Overview
I came back from the gym last week and a few of my friend’s made the following claim:
Following the first link of a Wikipedia article always leads to philosophy
It was a very strong claim, but one that can be verified easily.
Solution
My previous scraping projects and linksearchers have been exclusively in Python. I love Python, but I have been exposed to Ruby over the past months and decided this project would be a good fit. 5 months ago I made Seguridad to learn how to make a Ruby gem and increase my exposure to the language. I was hoping to do the same this time.
Implementation
I implemented the solution using the Ruby standard library for making requests and Nokogiri for parsing HTML.
I created a small library called Wikio
containing a couple of functions that
would make solving the problem straightforward.
Problem 1 : How do I retrieve the wikipedia page for a given term?
Wikipedia provides a nice API for retrieving this information. You can view more documentation at MediaWiki.
Problem 2 : How do I retrieve the first link on a given Wikipedia article?
First, I had to find the corresponding HTML for a page.
The above image represents the HTML for the main body of the Wikipedia article.
At a closer look, at p
elements underneath the div.mw-parser-output
element
contain the content of the article. Specifically, all anchors either directly
under those p
elements, or underneath a p
then an i
contained article
links. This can be converted to an xpath
expression for use by Nokogiri.
Wikio, Wikireducer
Wikireducer is a script that performs the search solving the problem. Wikio is the helper library powering it. The code can be found here!
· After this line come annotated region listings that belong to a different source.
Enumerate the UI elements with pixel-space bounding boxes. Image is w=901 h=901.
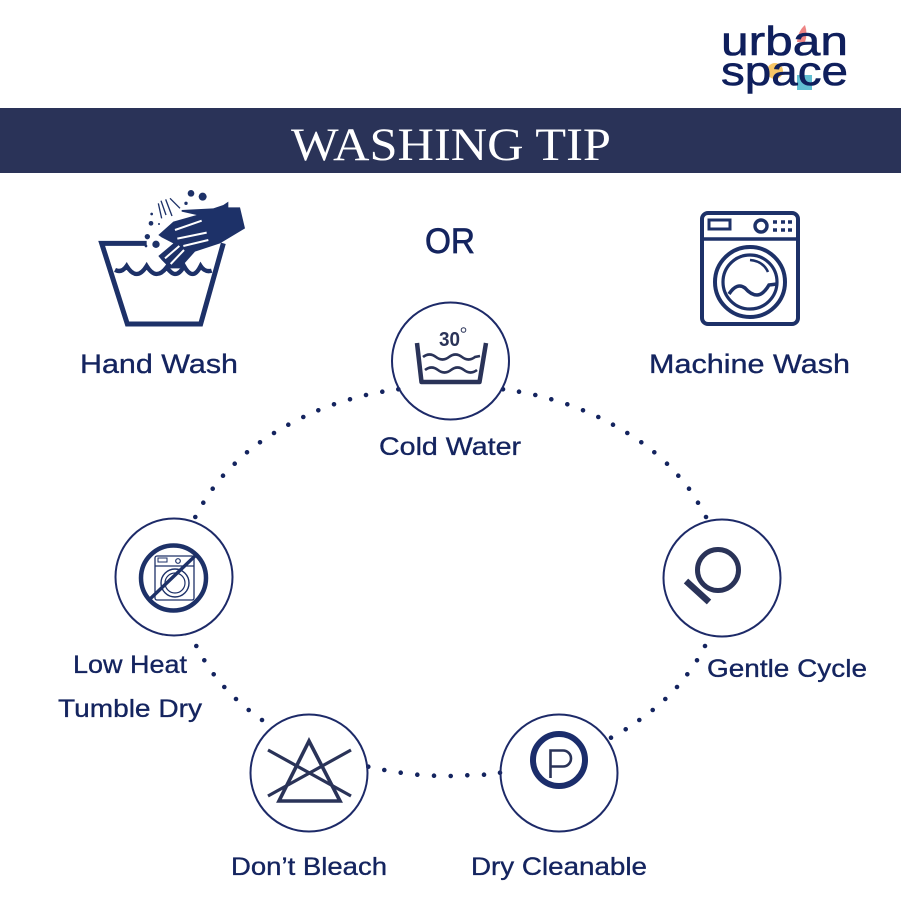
logo: urban space [721,18,848,94]
panel: low heat tumble dry [58,518,232,723]
panel: don't bleach: Don’t Bleach [231,853,387,881]
panel: don't bleach [231,714,387,881]
icon: hand wash [102,190,245,324]
panel: gentle cycle [664,520,867,683]
panel: cold water: 30 [439,329,460,351]
panel: cold water: Cold Water [379,433,521,461]
logo: urban space: urban [721,18,848,64]
label: hand wash: Hand Wash [80,349,238,379]
panel: dry cleanable [471,714,647,881]
title banner: WASHING TIP [291,119,611,171]
panel: gentle cycle: Gentle Cycle [707,655,867,683]
label: or: OR [425,222,475,261]
logo: urban space: space [721,48,848,94]
panel: low heat tumble dry: Low Heat [73,651,187,679]
icon: washing machine [702,213,798,324]
label: machine wash: Machine Wash [649,349,850,379]
dotted ring connecting care symbols [195,389,706,776]
title banner [0,108,901,173]
panel: low heat tumble dry: Tumble Dry [58,695,203,723]
panel: dry cleanable: Dry Cleanable [471,853,647,881]
panel: cold water [379,302,521,461]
An example of using Wikireducer
is below:
# Finding the number of steps
$ gem install wikio
$ wikireducer --dst=Knowledge Cat Dog
Searching for https://en.wikipedia.org/wiki/Knowledge
$ wikireducer --dst=Knowledge Cat Dog
Searching for https://en.wikipedia.org/wiki/Knowledge
https://en.wikipedia.org/wiki/Dog -> https://en.wikipedia.org/wiki/Dog
https://en.wikipedia.org/wiki/Cat -> https://en.wikipedia.org/wiki/Cat
https://en.wikipedia.org/wiki/Cat -> https://en.wikipedia.org/wiki/Fur
https://en.wikipedia.org/wiki/Dog -> https://en.wikipedia.org/wiki/Canis
https://en.wikipedia.org/wiki/Cat -> https://en.wikipedia.org/wiki/Hair
https://en.wikipedia.org/wiki/Dog -> https://en.wikipedia.org/wiki/Genus
...
https://en.wikipedia.org/wiki/Cat -> https://en.wikipedia.org/wiki/Knowledge in 14 steps
https://en.wikipedia.org/wiki/Dog -> https://en.wikipedia.org/wiki/Knowledge in 14 steps
Sometimes, cycles are detected when performing a search
# Identifying Cycles
$ gem install wikio
$ wikireducer --dst=Philosophy Dog Cat
Searching for https://en.wikipedia.org/wiki/Philosophy
https://en.wikipedia.org/wiki/Dog -> https://en.wikipedia.org/wiki/Dog
https://en.wikipedia.org/wiki/Cat -> https://en.wikipedia.org/wiki/Cat
https://en.wikipedia.org/wiki/Dog -> https://en.wikipedia.org/wiki/Canis
https://en.wikipedia.org/wiki/Cat -> https://en.wikipedia.org/wiki/Fur
https://en.wikipedia.org/wiki/Cat -> https://en.wikipedia.org/wiki/Hair
https://en.wikipedia.org/wiki/Dog -> https://en.wikipedia.org/wiki/Genus
....
Cycle detected for https://en.wikipedia.org/wiki/Dog at node
https://en.wikipedia.org/wiki/Cat -> https://en.wikipedia.org/wiki/Ancient_Greek_language
https://en.wikipedia.org/wiki/Cat -> https://en.wikipedia.org/wiki/Greek_language
https://en.wikipedia.org/wiki/Cat -> https://en.wikipedia.org/wiki/Modern_Greek
https://en.wikipedia.org/wiki/Cat -> https://en.wikipedia.org/wiki/Colloquialism
https://en.wikipedia.org/wiki/Cat -> https://en.wikipedia.org/wiki/Vernacular
Cycle detected for https://en.wikipedia.org/wiki/Cat at node
You can install Wikio+Wikireducer via gem install wikio
.
Conclusion
This was a fun experiment to delve into Ruby with.
Writing this post also made me realize I wish I could caption images in markdown. There is probably a way using raw HTML+CSS, but I will leave that for a future post.